Comment Re:Heck, we probably already fund them (Score 3, Interesting) 125

Over a decade ago, Yonatan Shapira, then an Israeli air force pilot, bravely confronted his top commander, Lt. General Dan Halutz, over what were euphemistically called “targeted assassinations.” Israeli warplanes regularly fired missiles at Hamas leaders in Gaza, also killing innocent civilians, some of them children.

Shapira asked General Halutz, What if a Hamas leader were located in Tel Aviv? Would you order our pilots to fire there, risking Israeli bystanders? Halutz said no.

So you value Israelis over Palestinians, Yonatan responded. Get someone else to fly your aircraft.

Comment Re:Heck, we probably already fund them (Score 2) 125

"Standing with Israel" will soon be understood to be no different than "riding with the KKK"

Can you explain why an Arab boy will get murdered if he walks down the street, holding hands with a Jewish girl?

Can you explain why dissident/tolerant Israelis are afraid to post facebook profiles, because black-shirted gangs will hunt down their street address and beat them into a pulp?

Can you explain why African refugees live in fear for their lives?

Why do Israeli snipers kill already wounded civilians and the RESCUE FIRST RESPONDERS?

Tweet (JLLLOW):
 

Equal civil rights? Israel has NO WRITTEN CONSTITUTION.

Your "democracy" claim is Israeli whitewashing, a baldfaced lie that embraces rhetoric of inclusion, to mask discrimination, prejudice and exploitation. Palestinians make up about 20 percent of Israel's population, while less than 7 percent of the budget is allocated to Palestinian citizens. The 1.5 million Arab citizens of Israel are de facto second-class citizens while four million more are not citizens at all. A Jew from any country can move to Israel - and is granted near immediate citizenship upon entry - but a Palestinian refugee, with a valid claim to property in Israel, cannot even visit. The laws for "right of return" and the "Jewish National Fund", which enshrines formal policy and subsidy for land ownership, are inherently anti-democratic.

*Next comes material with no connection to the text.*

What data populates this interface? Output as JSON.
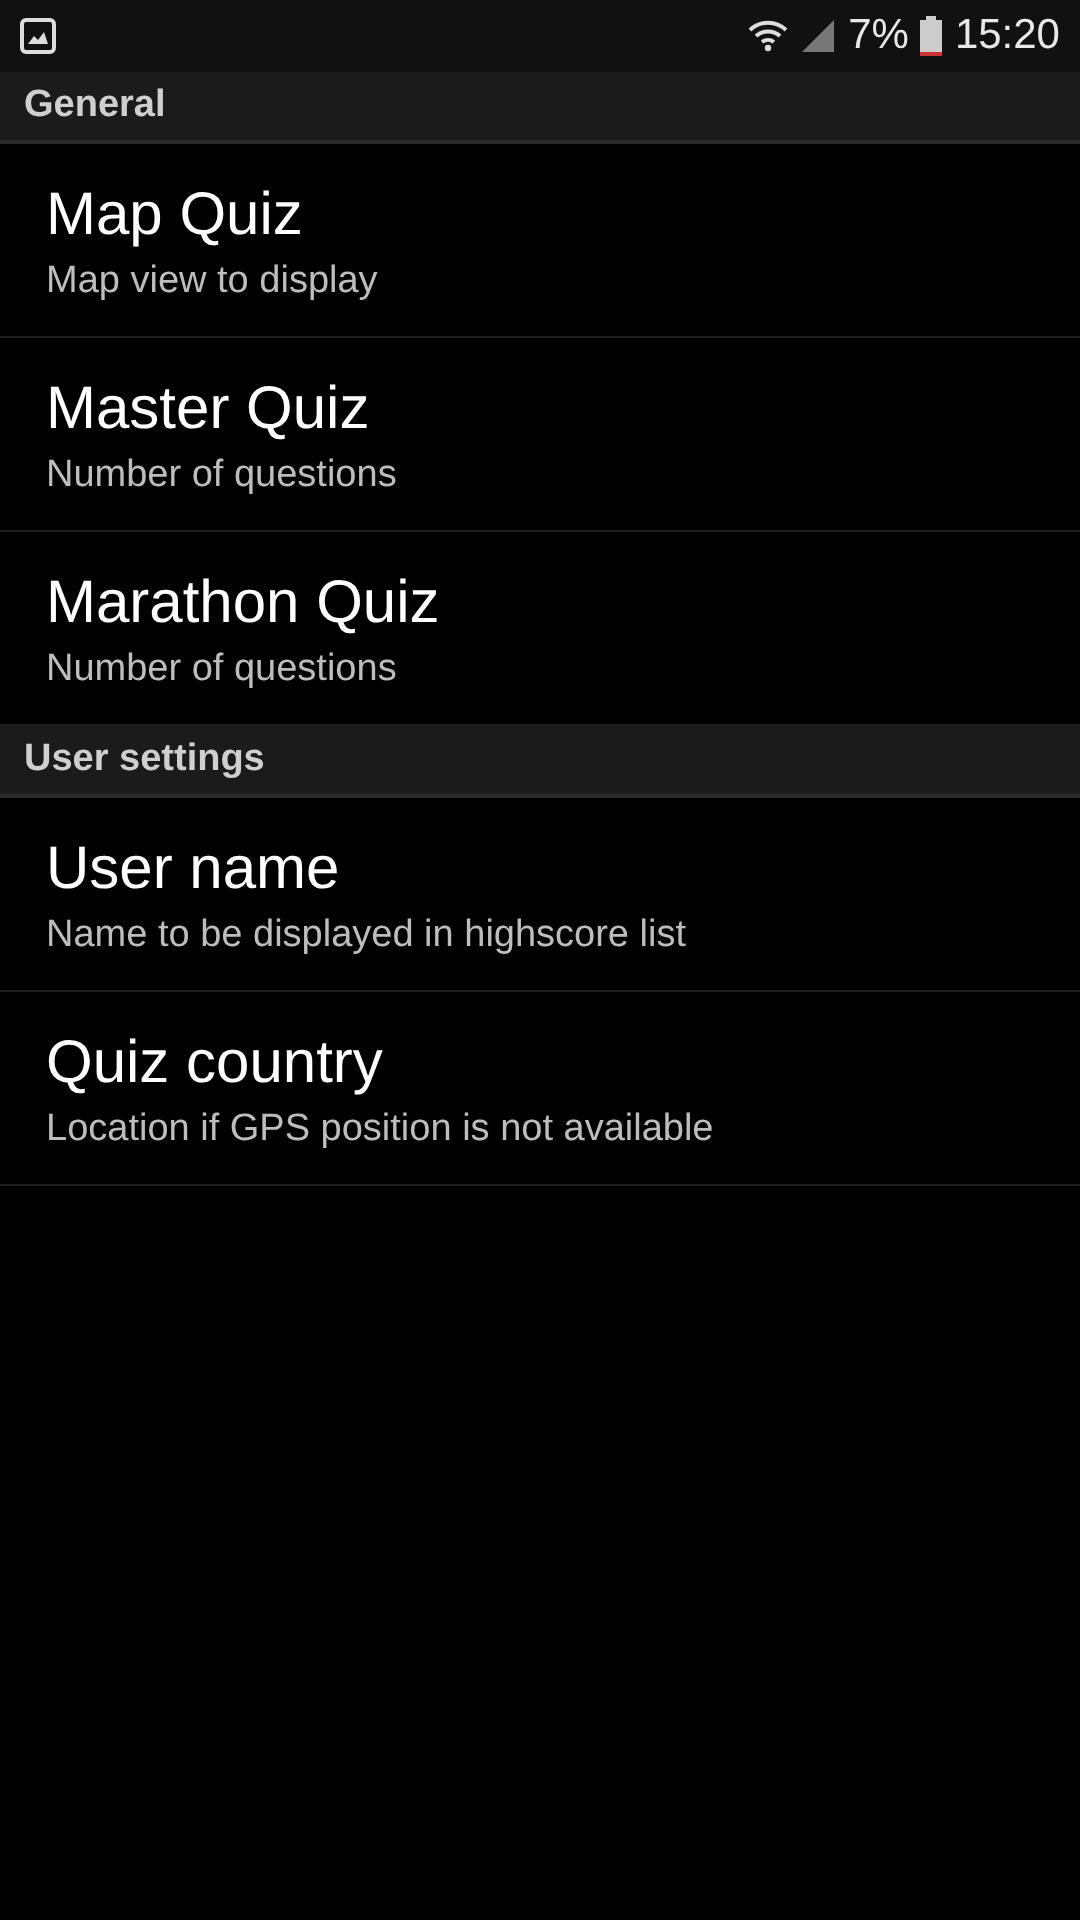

In fact, there was another government and nation that behaved this way, socially, politically and militarily - but the world put a stop to that in 1945.

Comment Re:Heck, we probably already fund them (Score 1) 125

Bullshit.

Israeli propaganda. The peoples of Palestine have been there since Biblical times. They were once mostly Jewish, and with the history of the region, gradually Christian then predominantly Muslim.

There is no linguistic, archeological or genetic basis for the folkloric idea that Jews formed a mass exodus and diaspora, after the time of Herod. None.

Comment Re:Heck, we probably already fund them (Score 1) 125

"Why have they killed only a few hundred children, instead of all of them?"

There's a strong moral defense for the Israeli practice of driving a population out of their homes, into a confined reservation, then carpeting the enclosed with illegal munitions as collective punishment.